At long last, I heard from my editor. Along with unsolicited praise, he said that my book’s message needs to get out in the world. He is certain it will help others. He then said he wanted to spend more time with my writing voice and my words before he sent the first developmental edit back to me. What validation! I couldn’t have asked for a better update—one that told me he wanted to offer input that would elevate my manuscript even higher.
Today, as I continue to work through the rewrites based on his feedback, I am humbled and grateful. And I am confident that my book will be published in 2021.
I know the editing road ahead will take at least a few more months as we go through two more rounds of editing. But just as I offer to my authors, I am certain his input, as well as the proofreader’s, will be invaluable to my finished manuscript.
As an editor, there is another benefit I’ve discovered from this process.
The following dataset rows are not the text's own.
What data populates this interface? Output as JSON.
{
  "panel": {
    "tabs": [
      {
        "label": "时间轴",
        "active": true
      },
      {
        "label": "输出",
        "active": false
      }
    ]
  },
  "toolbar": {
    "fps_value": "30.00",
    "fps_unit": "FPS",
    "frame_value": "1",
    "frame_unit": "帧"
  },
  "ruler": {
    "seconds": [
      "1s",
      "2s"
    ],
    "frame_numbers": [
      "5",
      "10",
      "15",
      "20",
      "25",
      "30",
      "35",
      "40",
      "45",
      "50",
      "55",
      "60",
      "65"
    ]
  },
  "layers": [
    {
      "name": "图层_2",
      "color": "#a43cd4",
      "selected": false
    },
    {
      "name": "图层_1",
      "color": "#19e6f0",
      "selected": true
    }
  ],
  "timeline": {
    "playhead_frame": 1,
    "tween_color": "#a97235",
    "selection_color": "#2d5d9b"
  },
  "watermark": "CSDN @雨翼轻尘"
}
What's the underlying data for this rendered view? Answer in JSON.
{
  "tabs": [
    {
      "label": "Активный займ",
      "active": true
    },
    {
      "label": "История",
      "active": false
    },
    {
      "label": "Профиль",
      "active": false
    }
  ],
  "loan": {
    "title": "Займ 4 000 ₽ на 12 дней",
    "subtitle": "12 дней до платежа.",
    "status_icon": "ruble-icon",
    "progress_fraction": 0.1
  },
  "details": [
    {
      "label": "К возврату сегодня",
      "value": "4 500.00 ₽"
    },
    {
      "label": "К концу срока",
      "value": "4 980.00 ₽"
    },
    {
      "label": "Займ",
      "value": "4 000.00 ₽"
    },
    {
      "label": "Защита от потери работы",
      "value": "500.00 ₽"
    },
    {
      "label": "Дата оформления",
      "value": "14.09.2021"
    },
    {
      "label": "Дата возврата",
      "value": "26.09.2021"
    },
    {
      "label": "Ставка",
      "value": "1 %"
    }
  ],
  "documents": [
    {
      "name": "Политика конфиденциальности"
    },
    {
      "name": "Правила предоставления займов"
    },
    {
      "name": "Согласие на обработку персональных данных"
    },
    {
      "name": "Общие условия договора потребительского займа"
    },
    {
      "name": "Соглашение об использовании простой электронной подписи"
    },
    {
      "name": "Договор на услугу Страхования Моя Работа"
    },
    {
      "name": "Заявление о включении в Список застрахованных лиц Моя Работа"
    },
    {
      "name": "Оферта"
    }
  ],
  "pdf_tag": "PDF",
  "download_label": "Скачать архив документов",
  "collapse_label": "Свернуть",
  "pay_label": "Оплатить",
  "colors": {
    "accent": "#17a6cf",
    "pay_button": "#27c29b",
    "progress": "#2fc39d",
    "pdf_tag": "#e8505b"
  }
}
Although I have walked the editing and publishing process with numerous authors—in which I do my best to bring compassion and understanding, as well as a rhythm that ultimately takes us to the finish line—being able to go through this process myself will be invaluable to my future work to support others.
It’s true that I’ve understood the author’s experience, but now I’m living it.
Birthing a book takes dedication and patience to see it through, and I am forever grateful to have the opportunity to experience this journey for myself.